Therapy in Youth with Type 2 Diabetes

Published - Written by Lisa Rosenbaum

Just twenty years ago only 3 of 100 adolescents with diabetes had Type 2 diabetes (T2DM); today that proportion nears 1 in 2. Moreover, this epidemic of T2DM disproportionately affects disadvantaged children, many of whom grow up in environments that lack healthy food options or safe exercise facilities. Though it is clearly urgent to devise medical, behavioral, and cultural interventions to decrease incident cases of T2DM, it is equally pressing to prevent or delay the early onset of the known chronic complications of T2DM.  Indeed, the efficacy of various approaches, alone or in combination, remains unknown.

In this week’s NEJM, the Treatment Options for Type 2 Diabetes in Adolescents and Youth (TODAY) investigators present their findings from a combined medical and behavioral approach. The researchers randomized 699 youth with Type 2 Diabetes to either metformin, metformin plus rosiglitazone, or metformin plus lifestyle intervention. The lifestyle intervention consisted of in-person visits to the child’s home and used family-based interventions to encourage weight loss through activity and healthy eating.  The youth were between the ages of 10 and 17, had a BMI at or above the 85th percentile, and had carried a diagnosis of T2DM for less than two years.  The participants were followed for at least two years. The primary outcome was time to treatment failure, as defined by a hemoglobin AIC >8% for six months, or metabolic decompensation requiring insulin that could not be weaned after three months. Adherence, based on assessment of pills that remained in study blister packs, was monitored every two to three months.

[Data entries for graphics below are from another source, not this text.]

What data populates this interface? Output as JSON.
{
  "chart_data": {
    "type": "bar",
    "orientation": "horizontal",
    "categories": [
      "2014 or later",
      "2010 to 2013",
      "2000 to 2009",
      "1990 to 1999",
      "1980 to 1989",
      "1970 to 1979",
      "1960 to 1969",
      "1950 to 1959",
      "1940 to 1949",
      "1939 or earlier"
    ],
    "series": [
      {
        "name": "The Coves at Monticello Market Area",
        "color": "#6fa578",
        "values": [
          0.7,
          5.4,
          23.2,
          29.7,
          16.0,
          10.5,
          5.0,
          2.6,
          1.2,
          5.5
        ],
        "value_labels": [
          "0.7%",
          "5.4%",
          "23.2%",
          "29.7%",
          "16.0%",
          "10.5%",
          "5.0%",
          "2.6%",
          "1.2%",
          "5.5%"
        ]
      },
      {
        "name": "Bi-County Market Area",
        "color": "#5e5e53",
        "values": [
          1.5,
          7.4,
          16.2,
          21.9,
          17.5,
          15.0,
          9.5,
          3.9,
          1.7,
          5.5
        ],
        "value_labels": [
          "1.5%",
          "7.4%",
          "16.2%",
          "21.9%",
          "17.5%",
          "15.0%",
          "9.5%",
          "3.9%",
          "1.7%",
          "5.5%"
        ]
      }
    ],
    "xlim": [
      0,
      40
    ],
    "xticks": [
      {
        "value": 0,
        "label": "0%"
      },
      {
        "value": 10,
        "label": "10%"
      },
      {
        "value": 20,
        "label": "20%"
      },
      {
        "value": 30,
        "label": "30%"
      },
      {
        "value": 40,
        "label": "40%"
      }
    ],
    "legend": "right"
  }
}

For the group as a whole, the results are sobering — 45.6% failed treatment with an average time to failure of 11.5 months. Those in the rosiglitazone group reached treatment failure later than those in the metformin alone group, with a 25.3% decrease in the occurrence of the primary outcome. Though lifestyle intervention plus metformin seemed to temper disease progression more than metformin alone, the difference was not statistically significant. Meaningful weight loss occurred among only 31% of those in the lifestyle intervention arm and was apparently not sustained.

Subgroup analyses were performed to assess interactions between gender and ethnicity and treatment assignment. Overall, more boys than girls failed treatment (48.2 versus 44.3%), and the benefit seen with dual pharmacotherapy was more pronounced in girls than in boys. Non-Hispanic blacks failed treatment more than either Hispanics or non-Hispanic whites, but there was no interaction between ethnicity and treatment effect, except that metformin alone seemed less effective in blacks.  Adherence went from 84% to 57% at month 60, but did not differ significantly across treatment groups, and was not thought to account for the treatment failure rate. Serious adverse events, including hospitalizations and hypoglycemia, occurred in just over 19% of all study participants; however, 87% of these events were not considered related to study treatment

What to make of these data? For now, our solution to this problem clearly does not lie in medications alone, nor in this particular behavioral intervention. Foremost, the alarming rate of treatment failure these data suggest demands the attention of our entire society. Nevertheless, the banning of 16-ounce sugar-based soft drinks two weeks ago in New York City stirred up tremendous controversy, as many viewed this measure as yet another example of government as “nanny state,” limiting people from choosing freely.  Perhaps.  But the question these data pose is not whether we need social interventions, but what types of interventions, combined with our arsenal of drugs and lifestyle changes, actually work. Admittedly, we have no idea if measures such as a soda ban actually work; one can easily refill a 12-ounce cup, or simply buy a bigger soda at a corner “convenience” store.

Thus, if the results of the TODAY study are used to fuel our social willingness to implement, and rigorously analyze, social, as well as behavioral and medical interventions for our nation’s diabetic youth, then our glass is half-full. But if we fail to heed the caution these results dictate, continuing to depend upon the status quo to save us, then we should consider our glass, and a big one at that, half-empty.